Reuters rapporte à La Haye: les procureurs pour crimes de guerre cherchent 45 ans de prison pour l'ancien président Thaci

Les procureurs internationaux des crimes de guerre ont déclaré lundi que l'ancien président du Kosovo Hashim Thaci, qui contrôlait la guérilla albanaise de souche, devrait être reconnu coupable de crimes de guerre et condamné à 45 ans de prison, écrit l'agence de presse internationale Reuters. Thaci et trois autres anciens commandants de l'Armée de libération du Kosovo sont accusés de persécution, [...]
Thaci et trois autres anciens commandants de l'Armée de libération du Kosovo sont accusés de persécution, de meurtre, de torture et de disparition forcée de personnes pendant et peu après le soulèvement de 1998-1999, qui a finalement abouti à l'indépendance.
Les accusés ont commis des crimes contre ceux qui les ont perçus comme des opposants à prendre le Kosovo”, a déclaré le procureur Kimberly West devant le tribunal de La Haye.
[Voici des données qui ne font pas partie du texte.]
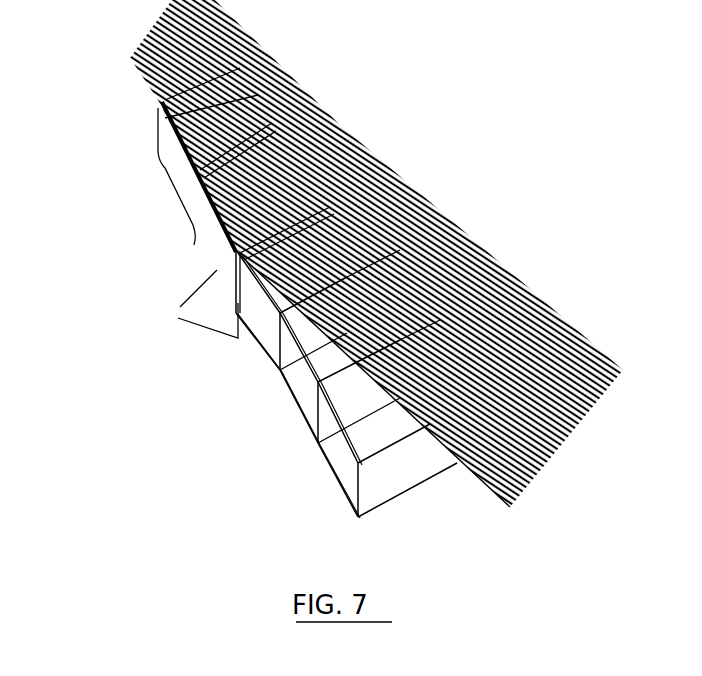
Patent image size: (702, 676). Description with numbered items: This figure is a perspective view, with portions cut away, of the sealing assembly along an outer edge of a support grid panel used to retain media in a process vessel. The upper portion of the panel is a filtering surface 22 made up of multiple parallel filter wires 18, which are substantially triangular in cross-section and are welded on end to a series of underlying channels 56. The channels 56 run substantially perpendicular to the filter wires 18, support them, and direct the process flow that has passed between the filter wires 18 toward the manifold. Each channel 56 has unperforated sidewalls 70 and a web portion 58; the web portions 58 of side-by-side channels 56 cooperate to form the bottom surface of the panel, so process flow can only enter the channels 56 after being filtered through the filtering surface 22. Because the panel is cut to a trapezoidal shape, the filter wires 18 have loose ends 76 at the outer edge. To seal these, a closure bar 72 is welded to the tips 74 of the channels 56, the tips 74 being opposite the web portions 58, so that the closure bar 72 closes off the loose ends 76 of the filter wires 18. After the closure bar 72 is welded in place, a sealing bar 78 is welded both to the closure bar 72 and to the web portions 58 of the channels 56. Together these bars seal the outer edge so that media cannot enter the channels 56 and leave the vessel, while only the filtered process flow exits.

The filter wires 18 is at (568, 324).
The filtering surface 22 is at (450, 302).
The channels 56 is at (346, 400).
The web portion 58 is at (334, 477).
The sidewalls 70 is at (353, 417).
The closure bar 72 is at (175, 158).
The tips 74 is at (270, 335).
The loose ends 76 is at (167, 125).
The sealing bar 78 is at (187, 227).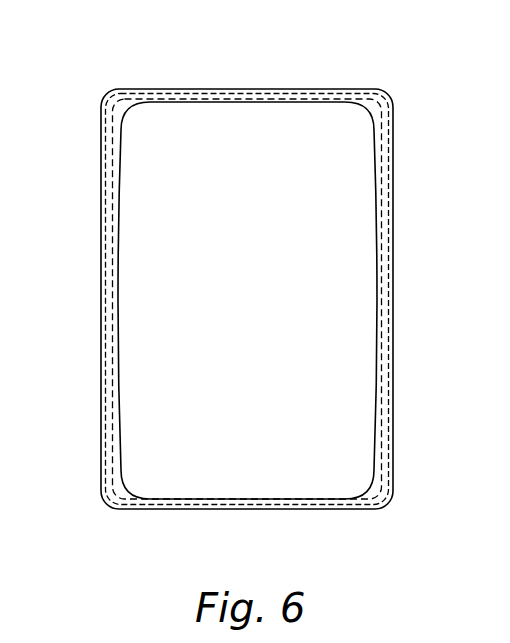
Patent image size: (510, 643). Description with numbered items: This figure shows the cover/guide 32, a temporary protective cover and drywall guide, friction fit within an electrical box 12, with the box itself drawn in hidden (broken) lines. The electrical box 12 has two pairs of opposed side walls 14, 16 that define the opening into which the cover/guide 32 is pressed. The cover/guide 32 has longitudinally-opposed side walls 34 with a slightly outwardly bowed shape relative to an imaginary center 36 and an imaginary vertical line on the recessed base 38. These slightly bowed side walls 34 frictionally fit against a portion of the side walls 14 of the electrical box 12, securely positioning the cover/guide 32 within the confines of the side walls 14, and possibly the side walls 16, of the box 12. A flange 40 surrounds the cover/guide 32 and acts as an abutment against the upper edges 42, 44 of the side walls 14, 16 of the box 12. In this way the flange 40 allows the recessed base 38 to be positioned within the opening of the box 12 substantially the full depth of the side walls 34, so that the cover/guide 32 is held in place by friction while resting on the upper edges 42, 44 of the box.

The electrical box 12 is at (394, 151).
The side walls 14 is at (104, 199).
The side walls 16 is at (257, 92).
The cover/guide 32 is at (290, 52).
The side walls 34 is at (116, 300).
The imaginary center 36 is at (253, 287).
The recessed base 38 is at (233, 225).
The flange 40 is at (116, 104).
The upper edges 42 is at (108, 355).
The upper edges 44 is at (192, 92).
Elle a ajouté qu'en 1998 et 1999, plus de 100 opposants politiques et personnes perçues comme des collaborateurs des forces de sécurité serbes avaient été tués et que des centaines d'autres avaient été maltraités dans une cinquantaine de camps de détention placés sous le contrôle de l'UCK.
Cette affaire a trait à l'objectif des quatre accusés d'acquérir et d'exercer un contrôle sur tout le Kosovo”, Selon West, près de la fin d'un procès de près de trois ans devant le tribunal spécial pour crimes de guerre du Kosovo à La Haye.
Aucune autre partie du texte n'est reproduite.